Something is just not right in such scheme.

Vaclav:
Basically HardwareSerial fills the "Serial" buffer and than such buffer has to be "analyzed" by "Serial.available()".
Something is just not right in such scheme.

Like what?

...R

What else would you have it do?

You got me there.

So we are back where we started - you cannot use "Serial.any function " inside another ISR even if "Serial IRQ " ONLY job is to fill Serial buffer with char received.
Still don't get it, this char is NOT "serial - RS232 " format, no timing analysis ( baud rate etc) is needed.

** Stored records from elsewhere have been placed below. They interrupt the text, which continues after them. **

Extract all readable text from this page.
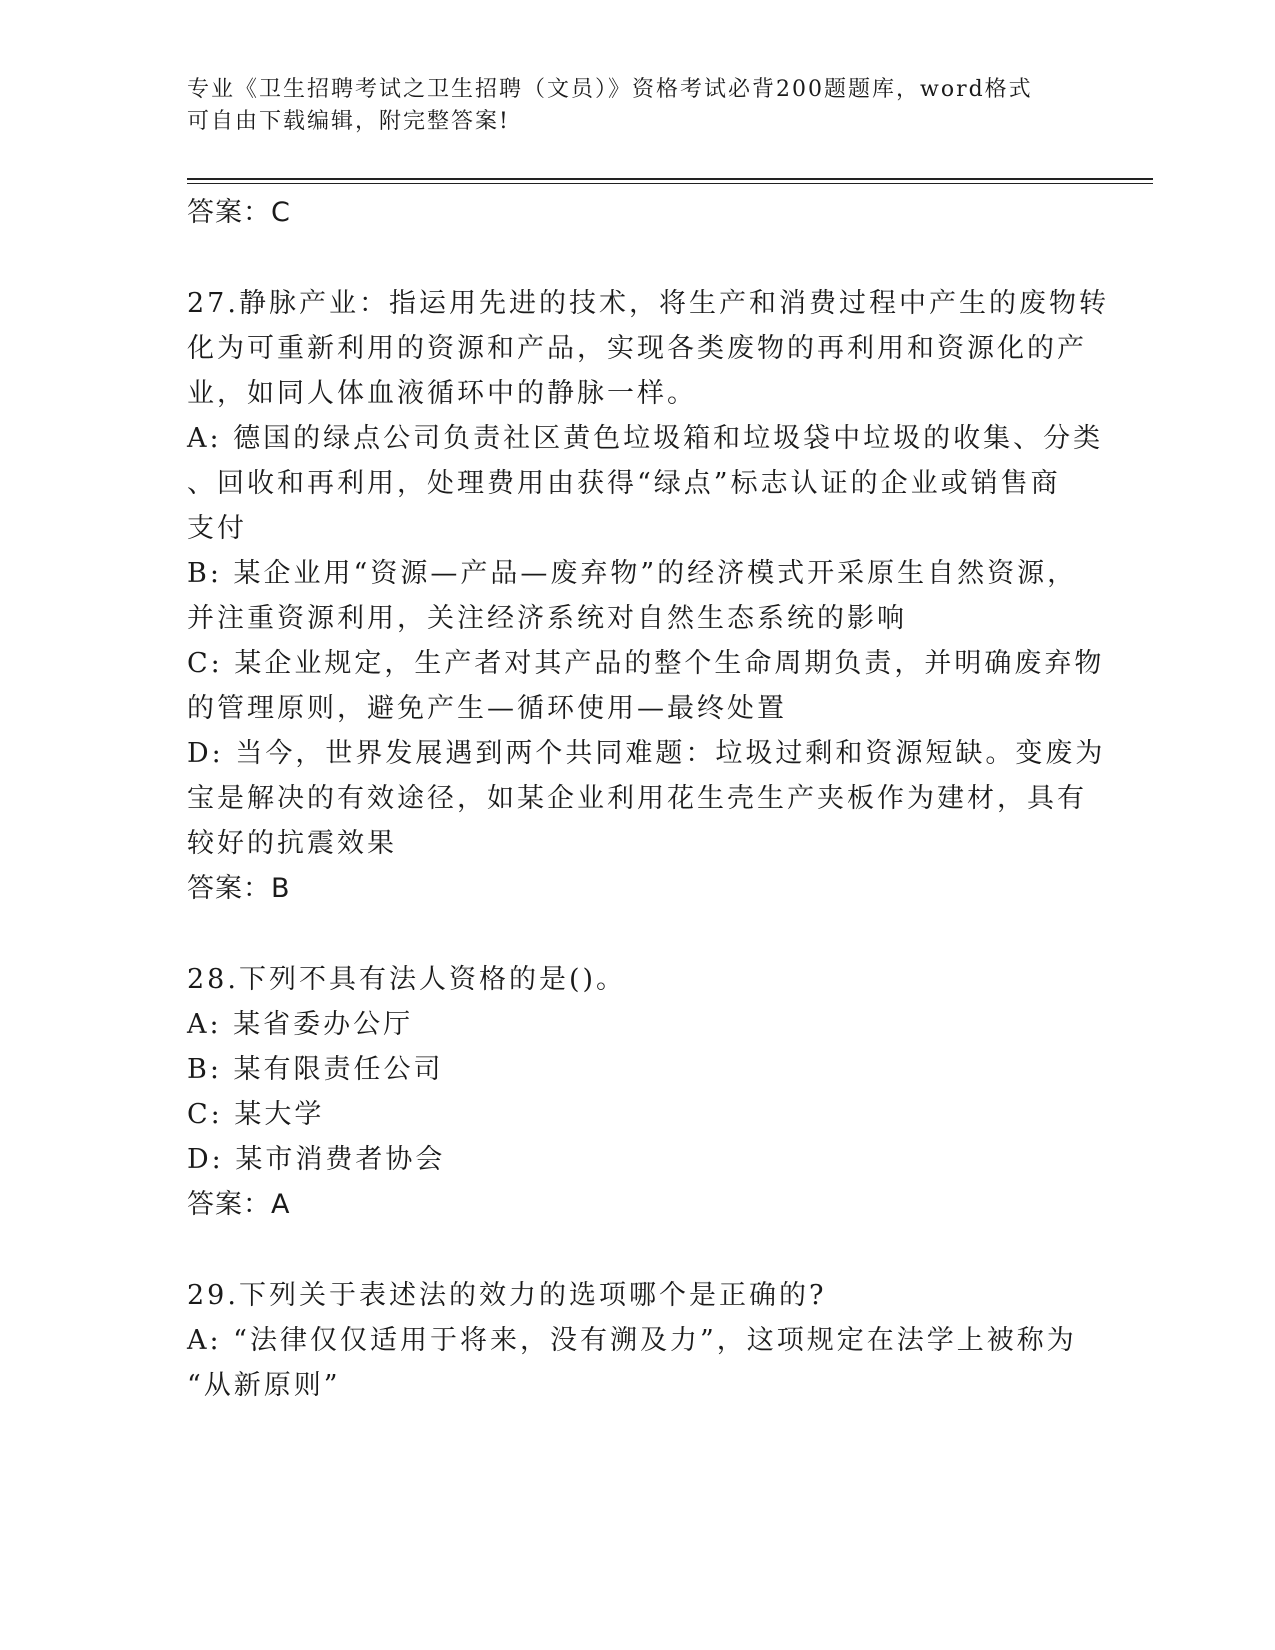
专业《卫生招聘考试之卫生招聘（文员）》资格考试必背200题题库，word格式
可自由下载编辑，附完整答案!
答案：C
27.静脉产业：指运用先进的技术，将生产和消费过程中产生的废物转
化为可重新利用的资源和产品，实现各类废物的再利用和资源化的产
业，如同人体血液循环中的静脉一样。
A: 德国的绿点公司负责社区黄色垃圾箱和垃圾袋中垃圾的收集、分类
、回收和再利用，处理费用由获得“绿点”标志认证的企业或销售商
支付
B: 某企业用“资源—产品—废弃物”的经济模式开采原生自然资源，
并注重资源利用，关注经济系统对自然生态系统的影响
C: 某企业规定，生产者对其产品的整个生命周期负责，并明确废弃物
的管理原则，避免产生—循环使用—最终处置
D: 当今，世界发展遇到两个共同难题：垃圾过剩和资源短缺。变废为
宝是解决的有效途径，如某企业利用花生壳生产夹板作为建材，具有
较好的抗震效果
答案：B
28.下列不具有法人资格的是()。
A: 某省委办公厅
B: 某有限责任公司
C: 某大学
D: 某市消费者协会
答案：A
29.下列关于表述法的效力的选项哪个是正确的?
A: “法律仅仅适用于将来，没有溯及力”，这项规定在法学上被称为
“从新原则”
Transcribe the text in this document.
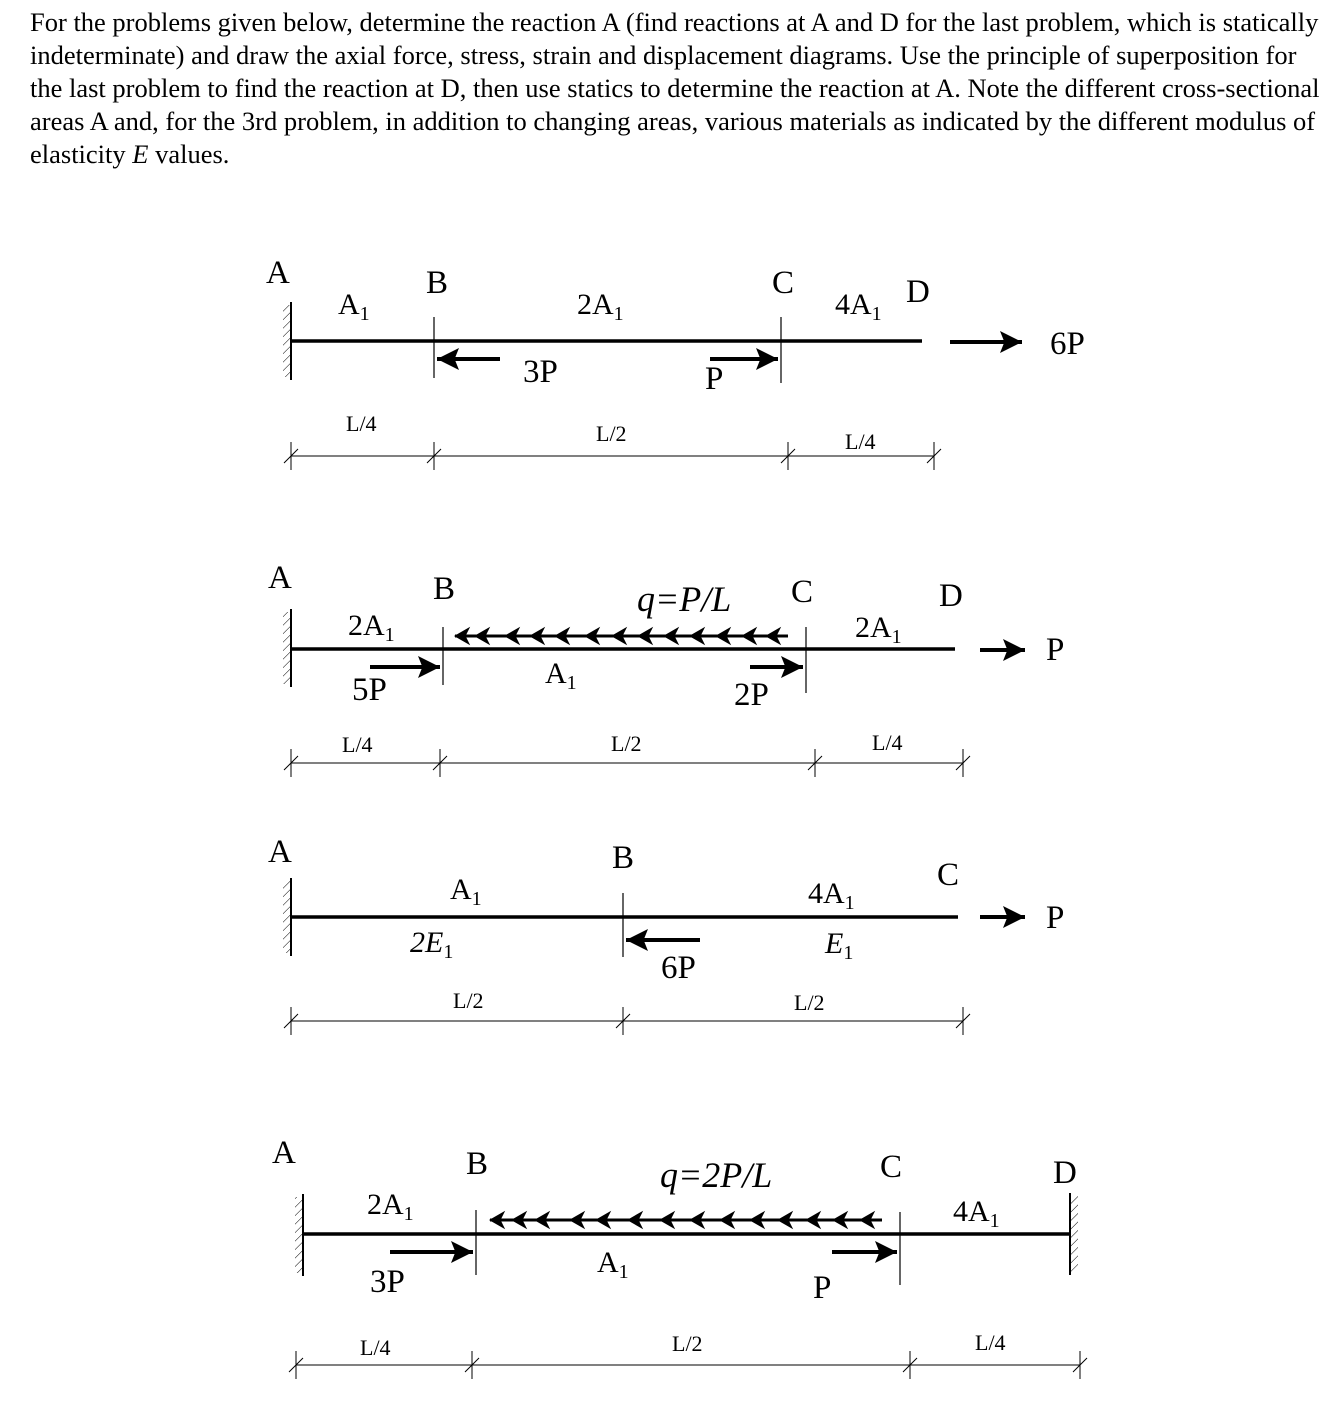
For the problems given below, determine the reaction A (find reactions at A and D for the last problem, which is statically indeterminate) and draw the axial force, stress, strain and displacement diagrams. Use the principle of superposition for the last problem to find the reaction at D, then use statics to determine the reaction at A. Note the different cross-sectional areas A and, for the 3rd problem, in addition to changing areas, various materials as indicated by the different modulus of elasticity E values.

A	B	C	D
$A_1$	$2A_1$	$4A_1$
3P	P
6P
L/4	L/2	L/4
A	B	C	D
$2A_1$
$A_1$
$2A_1$
q=P/L
5P	2P
P
L/4	L/2	L/4
A	B	C
$A_1$	$4A_1$
$2E_1$	$E_1$
6P
P
L/2	L/2
A	B	C	D
$2A_1$
$A_1$
$4A_1$
q=2P/L
3P	P
L/4	L/2	L/4
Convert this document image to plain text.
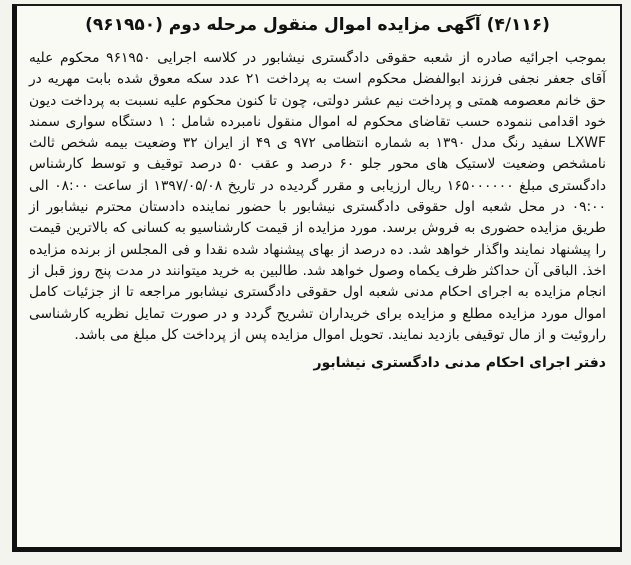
(۴/۱۱۶) آگهی مزایده اموال منقول مرحله دوم (۹۶۱۹۵۰)

بموجب اجرائیه صادره از شعبه حقوقی دادگستری نیشابور در کلاسه اجرایی ۹۶۱۹۵۰ محکوم علیه آقای جعفر نجفی فرزند ابوالفضل محکوم است به پرداخت ۲۱ عدد سکه معوق شده بابت مهریه در حق خانم معصومه همتی و پرداخت نیم عشر دولتی، چون تا کنون محکوم علیه نسبت به پرداخت دیون خود اقدامی ننموده حسب تقاضای محکوم له اموال منقول نامبرده شامل : ۱ دستگاه سواری سمند LXWF سفید رنگ مدل ۱۳۹۰ به شماره انتظامی ۹۷۲ ی ۴۹ از ایران ۳۲ وضعیت بیمه شخص ثالث نامشخص وضعیت لاستیک های محور جلو ۶۰ درصد و عقب ۵۰ درصد توقیف و توسط کارشناس دادگستری مبلغ ۱۶۵۰۰۰۰۰۰ ریال ارزیابی و مقرر گردیده در تاریخ ۱۳۹۷/۰۵/۰۸ از ساعت ۰۸:۰۰ الی ۰۹:۰۰ در محل شعبه اول حقوقی دادگستری نیشابور با حضور نماینده دادستان محترم نیشابور از طریق مزایده حضوری به فروش برسد. مورد مزایده از قیمت کارشناسیو به کسانی که بالاترین قیمت را پیشنهاد نمایند واگذار خواهد شد. ده درصد از بهای پیشنهاد شده نقدا و فی المجلس از برنده مزایده اخذ. الباقی آن حداکثر ظرف یکماه وصول خواهد شد. طالبین به خرید میتوانند در مدت پنج روز قبل از انجام مزایده به اجرای احکام مدنی شعبه اول حقوقی دادگستری نیشابور مراجعه تا از جزئیات کامل اموال مورد مزایده مطلع و مزایده برای خریداران تشریح گردد و در صورت تمایل نظریه کارشناسی راروئیت و از مال توقیفی بازدید نمایند. تحویل اموال مزایده پس از پرداخت کل مبلغ می باشد.

دفتر اجرای احکام مدنی دادگستری نیشابور
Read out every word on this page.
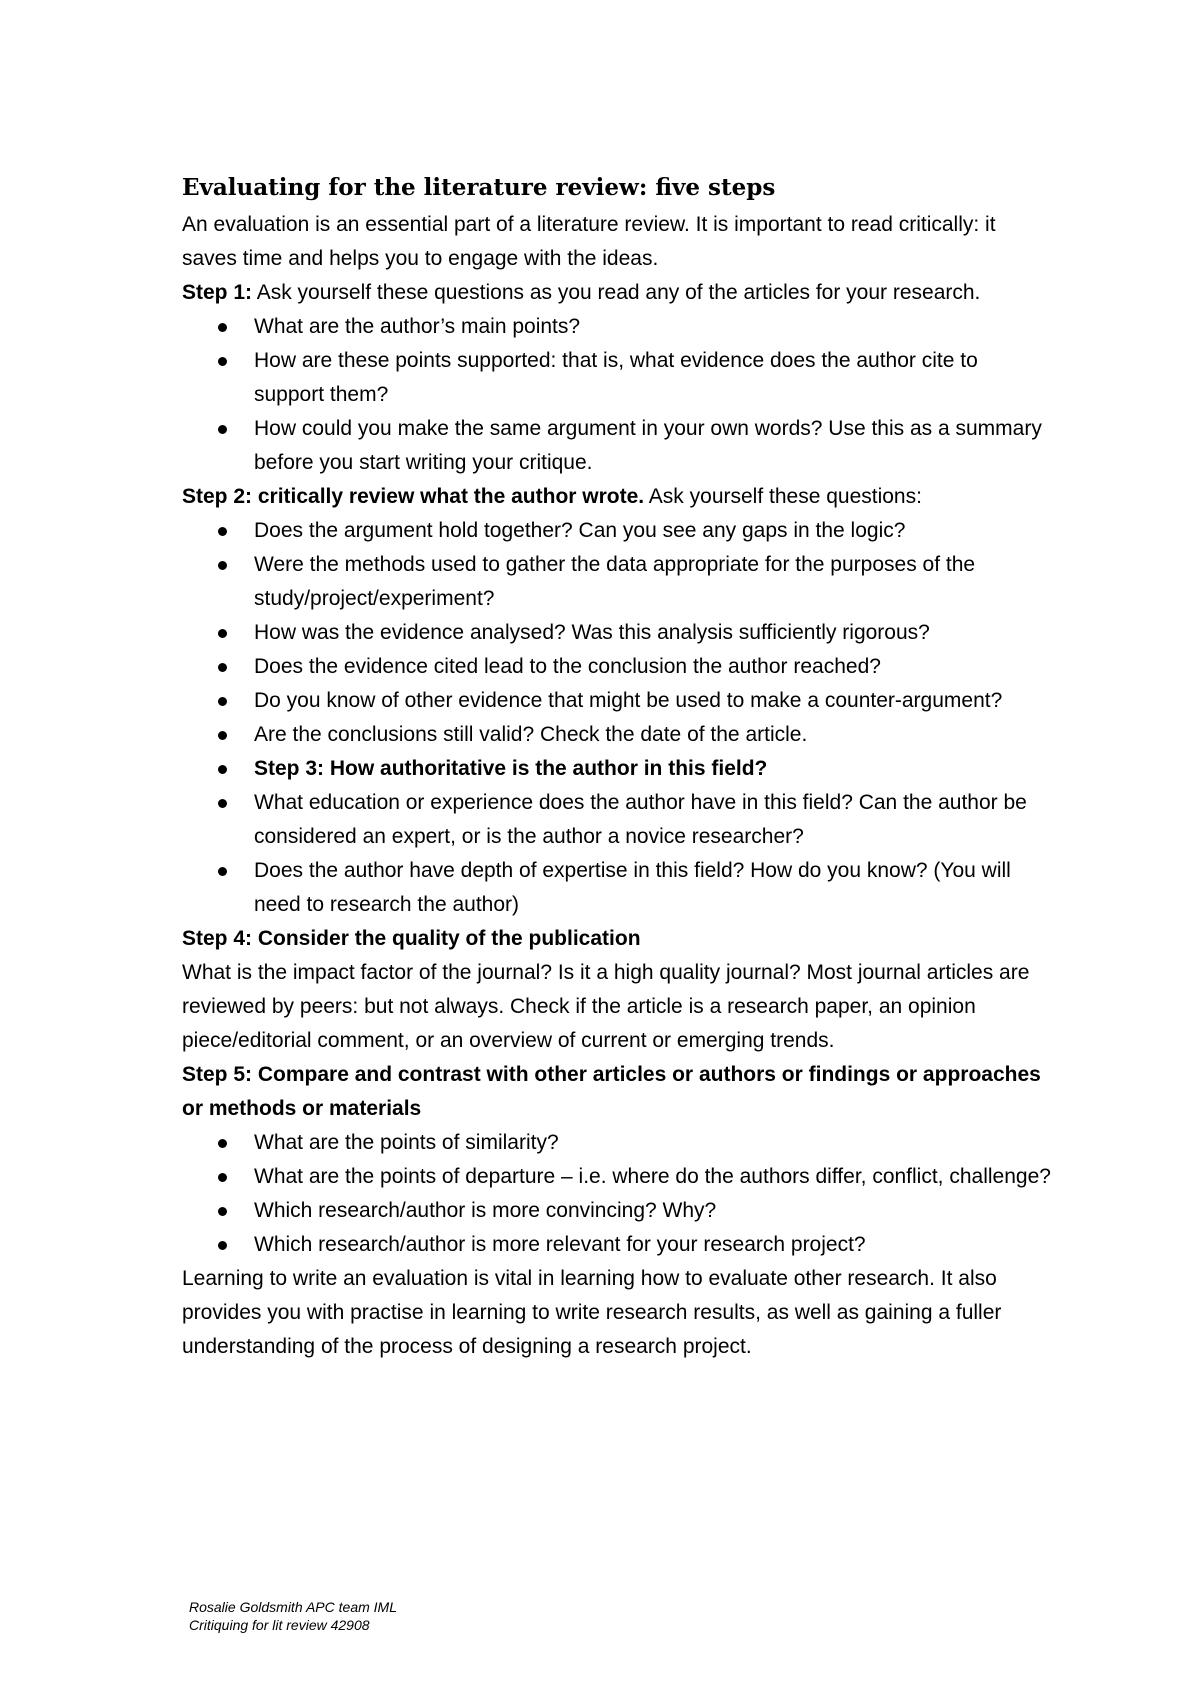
Evaluating for the literature review: five steps

An evaluation is an essential part of a literature review. It is important to read critically: it saves time and helps you to engage with the ideas.

Step 1: Ask yourself these questions as you read any of the articles for your research.

What are the author’s main points?
How are these points supported: that is, what evidence does the author cite to support them?
How could you make the same argument in your own words? Use this as a summary before you start writing your critique.

Step 2: critically review what the author wrote. Ask yourself these questions:

Does the argument hold together? Can you see any gaps in the logic?
Were the methods used to gather the data appropriate for the purposes of the study/project/experiment?
How was the evidence analysed? Was this analysis sufficiently rigorous?
Does the evidence cited lead to the conclusion the author reached?
Do you know of other evidence that might be used to make a counter-argument?
Are the conclusions still valid? Check the date of the article.
Step 3: How authoritative is the author in this field?
What education or experience does the author have in this field? Can the author be considered an expert, or is the author a novice researcher?
Does the author have depth of expertise in this field? How do you know? (You will need to research the author)

Step 4: Consider the quality of the publication

What is the impact factor of the journal? Is it a high quality journal? Most journal articles are reviewed by peers: but not always. Check if the article is a research paper, an opinion piece/editorial comment, or an overview of current or emerging trends.

Step 5: Compare and contrast with other articles or authors or findings or approaches or methods or materials

What are the points of similarity?
What are the points of departure – i.e. where do the authors differ, conflict, challenge?
Which research/author is more convincing? Why?
Which research/author is more relevant for your research project?

Learning to write an evaluation is vital in learning how to evaluate other research. It also provides you with practise in learning to write research results, as well as gaining a fuller understanding of the process of designing a research project.

Rosalie Goldsmith APC team IML
Critiquing for lit review 42908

Is it because interrupts ( all of them) are disabled by "Serial" IRQ collecting data into buffer, hence another ISR cannot be entered?

Don't interrupt requests stack / queue up?

MAKES NO SENSE

why can't such detection be carried "up stream" to " IRQ Serial"?

Can't disagree.

Delta_G:
The problem is on the sending side. When you call Serial.print it puts info
(char )
into the buffer

Are there two buffers - one for TX and one for RX?

The receiving (circular) buffer is generally 64 bytes long, the TX buffer is 16 bytes - one wonders why?
(please no RAM limitation argument here - not relevant to discussion about interrupts )

and then the bytes are sent out one at a time.

Should it be more descriptive as SINGLE (parallel in memory ) "char" set as serial data bits?

When one finishes

passing he char out in serial mode, hence using some form of timing ( NOT related to baud rate - just to add more to think about) , as you said - a (timer?) interrupt

it fires an interrupt to tell it to get the next one.

If you call print and there's room in the buffer

see the note about two buffers

for the bytes you are sending then you are cool.

If you call print and there isn't enough room in the buffer then the print function blocks until enough characters have been sent out so there will be enough room. That sending action being dependent upon interrupts that are disabled during the ISR in question, the function will end up blocking forever waiting on an action that can't happen until after the blocking function returns and the ISR returns.

so back to "stacking" the interrupts which apparently has to be programmed ( interrupt priority?)

Vaclav, what is it you don't understand about the correct use of tags?

I'm fed up of sorting out your posts to make them legible.